BRUSSELS (Reuters) – Germany, the current holder of the European Union’s rotating presidency, urged the European Parliament on Thursday to speed up talks and work on weekends to agree on 1.8 trillion euros worth of the bloc’s next budget and a linked pandemic recovery.
The European Parliament must endorse the package agreed by EU governments after a tortuous four-day summit in July, before the money can start flowing to help revive the EU economy from the deepest recession in the bloc’s history.
But in exchange for its consent, the EU parliament wants governments to spend more money on research and development and to provide a legally binding timetable for the introduction of new EU-wide taxes to pay for the stimulus spending.
Crucially, parliament also wants a clear link between the EU money and observing the rule of law — a condition watered down by Poland and Hungary, both under EU investigations for flouting democratic checks and balances.
“I am very concerned that the negotiations are currently progressing too slowly. We must increase the frequency of negotiations significantly. We have offered the European Parliament to negotiate through the weekends as well,” German ambassador to the EU, Michael Clauss, told Reuters.
But Armin Wisdorff, a European Parliament spokesman, said it was EU governments, called the Council, that hampered progress by lumping all issues together.
“For the moment the Council is delaying the talks in insisting on treating the MFF (the long-term budget), recovery plan and apparently also the rule of law regulation as a package,” Wisdorff said.
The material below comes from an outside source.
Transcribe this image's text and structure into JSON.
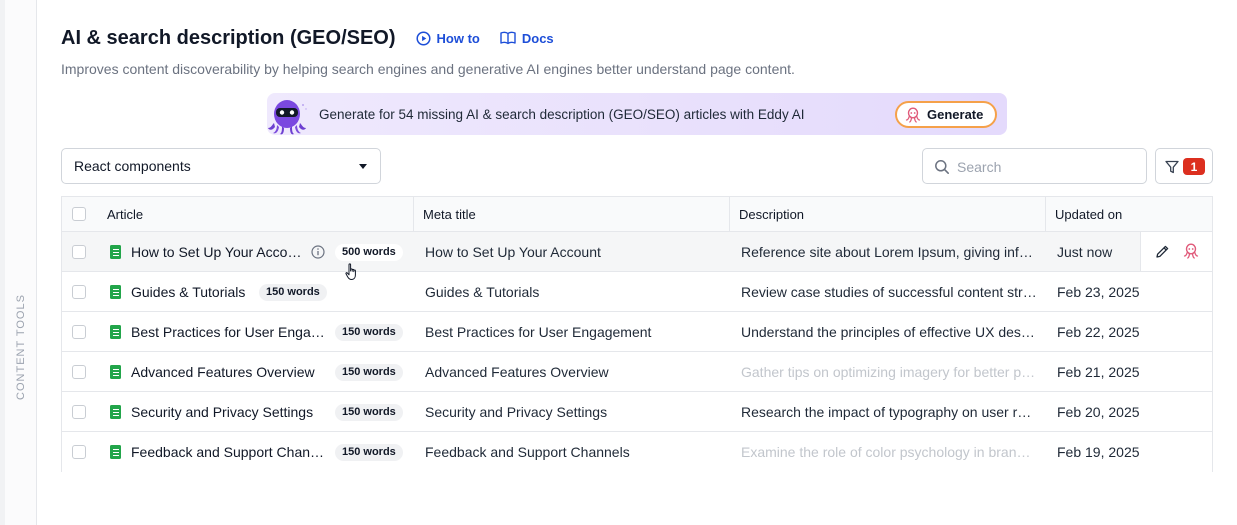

Parliament had reduced the number of programmes in the long-term budget that it wants more money for, he said, but governments have not reciprocated by separating and simplifying the package.
“There is no acceptable proposal yet,” Wisdorff said.
The rule of law mechanism appears to the most difficult.
Because the EU’s 1.1 trillion euro budget for 2021-2027 and the 750 billion recovery package have to be agreed unanimously, Warsaw and Budapest have the power to hold up the money for the other 25 EU countries if a firm rule of law link is introduced.
“On the rule of law mechanism, we are in intensive talks with the EU member states,” Clauss said, noting the negotiations were “extremely complicated” and that Berlin would soon present a proposal to other EU governments on the exact wording of the rule-of-law conditions for accessing EU cash.
Wisdorff said the parliament’s demand for a strong and clear link between EU money and observing the rule of law by the government that gets it, has not changed since last year.
“As for the rule of law, the EP’s position is on the table since 2019. We now have to wait for Council’s proposal and see what it looks like,” Wisdorff said.
Clauss said that on EU-wide taxes, governments and parliament were “already close to each other”. But the issue is tricky because it concerns tax-setting powers jealously guarded by national parliaments.